Review: The Railway Station Man, Jennifer Johnston (1984)
I had high hopes for this book after reading someone else's enthusiastic comments on a blog. I was disappointed. The prose is mechanical and the story is quite bleached of feeling by Johnston's clicking prose. You get the sense that her vision is rather restricted, and within these confines you give up on your dream of poetry. For there is none to be found here.
The attempt is made, however. The book is a cut above your run-of-the-mill romance. But the deadly brusqueness of the initial meeting of Roger Hawthorn (the railway station man) and Helen Cuffe is a clear signal (no pun intended) to greater intimacy further down the track (these railway metaphors just pour out of me!).

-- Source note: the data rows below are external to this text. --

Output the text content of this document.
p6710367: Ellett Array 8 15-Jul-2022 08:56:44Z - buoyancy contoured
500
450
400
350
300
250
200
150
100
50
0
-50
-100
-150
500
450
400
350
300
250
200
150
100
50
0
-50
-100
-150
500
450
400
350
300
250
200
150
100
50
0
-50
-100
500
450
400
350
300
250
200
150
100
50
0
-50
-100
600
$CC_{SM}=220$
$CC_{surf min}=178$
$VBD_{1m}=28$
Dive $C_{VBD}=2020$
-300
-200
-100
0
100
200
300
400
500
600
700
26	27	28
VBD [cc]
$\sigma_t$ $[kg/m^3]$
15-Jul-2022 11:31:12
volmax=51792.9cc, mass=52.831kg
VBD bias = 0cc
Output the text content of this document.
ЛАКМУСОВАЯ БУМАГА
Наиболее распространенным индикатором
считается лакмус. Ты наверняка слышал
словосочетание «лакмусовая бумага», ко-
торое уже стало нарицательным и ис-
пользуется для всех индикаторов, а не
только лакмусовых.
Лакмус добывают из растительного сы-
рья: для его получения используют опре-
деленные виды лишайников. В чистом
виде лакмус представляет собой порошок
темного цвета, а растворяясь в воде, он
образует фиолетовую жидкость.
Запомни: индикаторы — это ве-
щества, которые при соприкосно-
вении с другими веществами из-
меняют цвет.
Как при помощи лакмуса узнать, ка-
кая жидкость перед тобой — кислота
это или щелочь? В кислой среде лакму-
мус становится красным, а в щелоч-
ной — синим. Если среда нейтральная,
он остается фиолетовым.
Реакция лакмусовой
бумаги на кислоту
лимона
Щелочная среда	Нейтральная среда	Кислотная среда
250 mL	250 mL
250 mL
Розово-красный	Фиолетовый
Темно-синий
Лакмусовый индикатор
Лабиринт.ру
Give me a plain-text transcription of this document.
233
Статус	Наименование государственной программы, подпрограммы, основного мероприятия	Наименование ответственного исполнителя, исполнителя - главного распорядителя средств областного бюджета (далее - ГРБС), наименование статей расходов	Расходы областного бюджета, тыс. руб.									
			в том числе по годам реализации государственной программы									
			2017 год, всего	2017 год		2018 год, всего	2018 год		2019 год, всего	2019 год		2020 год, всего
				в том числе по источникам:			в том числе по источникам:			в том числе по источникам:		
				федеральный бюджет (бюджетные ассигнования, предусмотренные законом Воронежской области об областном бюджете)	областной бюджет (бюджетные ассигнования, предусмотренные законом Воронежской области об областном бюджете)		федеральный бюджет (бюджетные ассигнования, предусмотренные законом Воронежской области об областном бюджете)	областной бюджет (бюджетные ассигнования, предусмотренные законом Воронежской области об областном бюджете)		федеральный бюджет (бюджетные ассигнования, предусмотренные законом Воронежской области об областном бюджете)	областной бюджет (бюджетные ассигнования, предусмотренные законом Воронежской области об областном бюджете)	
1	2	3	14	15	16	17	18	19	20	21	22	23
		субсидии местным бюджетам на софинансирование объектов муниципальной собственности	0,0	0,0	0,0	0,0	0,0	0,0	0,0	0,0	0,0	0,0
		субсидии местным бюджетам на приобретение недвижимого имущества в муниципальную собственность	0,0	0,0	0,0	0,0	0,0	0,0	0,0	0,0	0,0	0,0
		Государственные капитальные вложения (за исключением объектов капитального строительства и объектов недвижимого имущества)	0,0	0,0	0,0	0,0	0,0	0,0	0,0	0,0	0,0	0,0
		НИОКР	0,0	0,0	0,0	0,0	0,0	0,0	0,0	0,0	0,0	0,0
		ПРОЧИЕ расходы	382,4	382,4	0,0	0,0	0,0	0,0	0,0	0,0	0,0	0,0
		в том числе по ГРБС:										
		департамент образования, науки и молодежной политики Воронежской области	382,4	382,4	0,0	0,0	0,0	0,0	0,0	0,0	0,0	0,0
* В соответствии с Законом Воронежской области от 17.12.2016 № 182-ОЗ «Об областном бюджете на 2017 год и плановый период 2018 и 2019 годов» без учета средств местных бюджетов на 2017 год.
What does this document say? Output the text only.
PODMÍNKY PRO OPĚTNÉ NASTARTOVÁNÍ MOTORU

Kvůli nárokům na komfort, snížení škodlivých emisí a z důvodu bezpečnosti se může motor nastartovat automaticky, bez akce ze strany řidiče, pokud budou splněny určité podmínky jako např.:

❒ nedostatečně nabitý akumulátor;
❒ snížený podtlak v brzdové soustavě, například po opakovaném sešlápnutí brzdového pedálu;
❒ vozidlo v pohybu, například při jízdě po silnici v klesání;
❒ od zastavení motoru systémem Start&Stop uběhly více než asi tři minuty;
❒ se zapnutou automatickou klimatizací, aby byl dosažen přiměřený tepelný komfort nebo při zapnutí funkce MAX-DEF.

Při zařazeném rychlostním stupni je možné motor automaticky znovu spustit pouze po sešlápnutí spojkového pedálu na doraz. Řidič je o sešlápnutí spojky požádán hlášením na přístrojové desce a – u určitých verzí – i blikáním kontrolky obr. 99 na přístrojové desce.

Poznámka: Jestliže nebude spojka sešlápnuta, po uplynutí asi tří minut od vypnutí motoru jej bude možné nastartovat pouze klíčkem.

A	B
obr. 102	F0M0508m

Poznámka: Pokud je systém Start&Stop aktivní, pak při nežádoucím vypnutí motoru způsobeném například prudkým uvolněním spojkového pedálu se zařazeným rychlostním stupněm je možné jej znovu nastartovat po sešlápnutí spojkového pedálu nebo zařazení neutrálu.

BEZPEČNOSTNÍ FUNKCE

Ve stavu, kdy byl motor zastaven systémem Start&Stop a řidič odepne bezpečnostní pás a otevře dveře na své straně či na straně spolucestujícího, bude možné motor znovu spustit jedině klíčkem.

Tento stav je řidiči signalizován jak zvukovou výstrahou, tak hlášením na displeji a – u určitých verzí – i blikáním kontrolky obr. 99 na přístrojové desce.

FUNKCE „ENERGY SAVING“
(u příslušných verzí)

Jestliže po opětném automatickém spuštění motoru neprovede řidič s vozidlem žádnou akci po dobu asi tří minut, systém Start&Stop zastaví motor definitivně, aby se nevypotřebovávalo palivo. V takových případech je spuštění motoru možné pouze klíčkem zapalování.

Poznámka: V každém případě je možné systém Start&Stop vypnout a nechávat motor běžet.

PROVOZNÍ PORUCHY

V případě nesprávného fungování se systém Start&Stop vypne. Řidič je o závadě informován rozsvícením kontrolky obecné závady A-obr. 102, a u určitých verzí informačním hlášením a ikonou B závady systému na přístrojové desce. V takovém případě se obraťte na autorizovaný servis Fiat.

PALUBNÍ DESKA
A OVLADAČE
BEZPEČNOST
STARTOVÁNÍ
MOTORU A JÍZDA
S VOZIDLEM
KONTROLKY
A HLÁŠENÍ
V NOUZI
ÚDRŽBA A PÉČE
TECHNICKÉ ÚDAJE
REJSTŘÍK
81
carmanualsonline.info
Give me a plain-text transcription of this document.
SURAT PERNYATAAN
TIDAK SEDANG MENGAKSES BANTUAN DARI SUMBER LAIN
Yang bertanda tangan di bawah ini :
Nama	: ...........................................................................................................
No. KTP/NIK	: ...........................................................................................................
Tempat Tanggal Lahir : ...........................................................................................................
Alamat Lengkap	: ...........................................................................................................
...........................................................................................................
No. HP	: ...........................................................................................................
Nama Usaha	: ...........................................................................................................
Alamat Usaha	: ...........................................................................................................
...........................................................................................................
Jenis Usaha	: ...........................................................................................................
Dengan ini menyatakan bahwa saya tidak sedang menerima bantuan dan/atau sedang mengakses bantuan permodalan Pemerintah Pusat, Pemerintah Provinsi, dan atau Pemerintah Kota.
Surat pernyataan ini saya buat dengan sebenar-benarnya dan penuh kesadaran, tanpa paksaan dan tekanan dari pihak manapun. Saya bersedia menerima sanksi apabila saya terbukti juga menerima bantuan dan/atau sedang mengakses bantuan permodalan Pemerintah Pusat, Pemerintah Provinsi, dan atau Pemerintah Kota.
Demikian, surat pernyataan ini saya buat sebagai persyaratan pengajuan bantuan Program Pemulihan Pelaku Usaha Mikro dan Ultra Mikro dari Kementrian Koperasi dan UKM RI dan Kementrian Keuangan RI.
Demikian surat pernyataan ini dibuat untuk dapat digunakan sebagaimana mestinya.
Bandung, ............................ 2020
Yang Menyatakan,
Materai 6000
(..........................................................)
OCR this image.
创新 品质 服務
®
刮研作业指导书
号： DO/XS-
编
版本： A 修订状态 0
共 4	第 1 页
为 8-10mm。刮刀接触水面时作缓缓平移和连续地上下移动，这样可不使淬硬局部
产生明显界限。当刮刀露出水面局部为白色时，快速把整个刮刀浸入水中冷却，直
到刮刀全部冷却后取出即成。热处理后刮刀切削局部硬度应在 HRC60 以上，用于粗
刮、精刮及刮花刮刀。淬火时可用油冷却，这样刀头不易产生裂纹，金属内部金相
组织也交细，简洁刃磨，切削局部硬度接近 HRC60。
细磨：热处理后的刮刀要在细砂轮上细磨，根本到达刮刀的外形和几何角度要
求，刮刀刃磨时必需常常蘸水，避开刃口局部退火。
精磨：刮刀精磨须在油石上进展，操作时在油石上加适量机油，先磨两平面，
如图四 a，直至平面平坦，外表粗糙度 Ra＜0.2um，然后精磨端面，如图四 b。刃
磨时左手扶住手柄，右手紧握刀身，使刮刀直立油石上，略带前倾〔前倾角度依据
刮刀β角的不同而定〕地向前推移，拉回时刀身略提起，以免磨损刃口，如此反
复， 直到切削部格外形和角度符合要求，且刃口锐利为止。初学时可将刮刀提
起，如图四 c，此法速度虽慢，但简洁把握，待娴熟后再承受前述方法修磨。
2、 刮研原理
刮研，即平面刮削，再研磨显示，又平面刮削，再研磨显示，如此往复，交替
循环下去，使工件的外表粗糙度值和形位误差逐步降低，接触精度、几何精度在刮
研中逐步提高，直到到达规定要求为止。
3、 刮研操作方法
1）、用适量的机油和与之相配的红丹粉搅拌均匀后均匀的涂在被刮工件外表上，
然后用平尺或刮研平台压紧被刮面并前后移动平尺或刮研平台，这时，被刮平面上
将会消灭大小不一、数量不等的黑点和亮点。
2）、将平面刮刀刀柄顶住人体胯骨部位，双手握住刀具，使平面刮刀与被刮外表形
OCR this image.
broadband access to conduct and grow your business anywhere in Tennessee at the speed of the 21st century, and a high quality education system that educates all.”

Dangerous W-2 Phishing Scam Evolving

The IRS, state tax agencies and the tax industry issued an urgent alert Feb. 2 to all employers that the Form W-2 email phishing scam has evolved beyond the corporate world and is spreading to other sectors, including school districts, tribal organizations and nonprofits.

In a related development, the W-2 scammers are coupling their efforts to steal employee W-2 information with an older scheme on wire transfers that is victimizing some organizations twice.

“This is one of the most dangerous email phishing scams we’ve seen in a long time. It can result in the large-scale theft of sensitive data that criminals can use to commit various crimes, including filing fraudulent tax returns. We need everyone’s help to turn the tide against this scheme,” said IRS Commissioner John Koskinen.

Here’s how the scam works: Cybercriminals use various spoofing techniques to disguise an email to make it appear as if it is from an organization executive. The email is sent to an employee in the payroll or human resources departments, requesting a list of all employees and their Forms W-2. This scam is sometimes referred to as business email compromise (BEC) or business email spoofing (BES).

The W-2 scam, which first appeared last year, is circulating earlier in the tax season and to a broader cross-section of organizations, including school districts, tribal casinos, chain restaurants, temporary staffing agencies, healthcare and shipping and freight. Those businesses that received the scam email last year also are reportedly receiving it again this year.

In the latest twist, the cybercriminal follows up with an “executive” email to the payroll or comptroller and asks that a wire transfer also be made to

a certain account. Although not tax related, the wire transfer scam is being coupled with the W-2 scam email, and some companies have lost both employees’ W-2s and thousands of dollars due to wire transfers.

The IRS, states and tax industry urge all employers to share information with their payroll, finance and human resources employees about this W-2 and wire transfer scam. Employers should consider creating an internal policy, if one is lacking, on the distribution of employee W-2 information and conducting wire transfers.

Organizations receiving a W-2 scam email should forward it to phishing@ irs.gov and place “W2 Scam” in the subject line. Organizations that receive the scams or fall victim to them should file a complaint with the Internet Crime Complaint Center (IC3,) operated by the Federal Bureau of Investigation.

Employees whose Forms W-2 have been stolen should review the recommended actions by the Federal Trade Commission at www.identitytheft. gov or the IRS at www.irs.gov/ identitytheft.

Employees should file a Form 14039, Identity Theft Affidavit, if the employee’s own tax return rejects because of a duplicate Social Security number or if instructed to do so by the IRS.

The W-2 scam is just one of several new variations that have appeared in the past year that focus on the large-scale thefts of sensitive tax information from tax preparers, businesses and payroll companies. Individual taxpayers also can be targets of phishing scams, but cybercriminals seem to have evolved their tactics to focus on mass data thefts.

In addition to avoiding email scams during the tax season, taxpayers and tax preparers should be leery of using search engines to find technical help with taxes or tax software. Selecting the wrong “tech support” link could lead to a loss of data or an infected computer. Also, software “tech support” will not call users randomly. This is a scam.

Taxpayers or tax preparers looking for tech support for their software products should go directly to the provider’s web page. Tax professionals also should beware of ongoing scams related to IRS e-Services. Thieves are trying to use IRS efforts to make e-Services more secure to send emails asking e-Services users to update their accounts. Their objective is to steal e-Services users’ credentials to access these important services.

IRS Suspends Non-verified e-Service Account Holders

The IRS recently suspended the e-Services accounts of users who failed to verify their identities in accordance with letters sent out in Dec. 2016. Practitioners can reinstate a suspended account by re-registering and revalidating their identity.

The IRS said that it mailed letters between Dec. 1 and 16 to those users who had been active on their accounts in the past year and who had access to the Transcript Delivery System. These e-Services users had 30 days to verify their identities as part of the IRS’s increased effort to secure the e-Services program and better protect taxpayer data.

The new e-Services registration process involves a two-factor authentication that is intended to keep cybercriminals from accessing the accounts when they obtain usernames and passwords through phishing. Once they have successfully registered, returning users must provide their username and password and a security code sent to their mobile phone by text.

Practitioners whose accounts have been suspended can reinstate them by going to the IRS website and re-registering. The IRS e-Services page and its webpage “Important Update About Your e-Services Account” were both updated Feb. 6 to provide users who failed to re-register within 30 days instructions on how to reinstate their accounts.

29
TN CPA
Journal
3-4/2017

The narrative switches between Helen and her son, Jack, whose father was killed in a shooting incident in 1975. The Troubles. But there is no sense of the great danger inherent in them, and Helen's current slice of the Irish coast is regimentally dreary. It rains all the time.
Johnston tries to coax some poetry out of the soggy and no doubt beautiful landscape, but after a while these attempts pale before the clunking forward movement of the story, which is single-faceted. There are no complexities to trouble us, and this is disappointing.
I got this through BookMooch, and I will probably relegate it thenceward once more, as I have no intention of revisiting it again. I also found another book by Johnston at a sale in Glebe recently. I will probably give that a go at some point, although this assignation provides me with no spur to make another in the near future.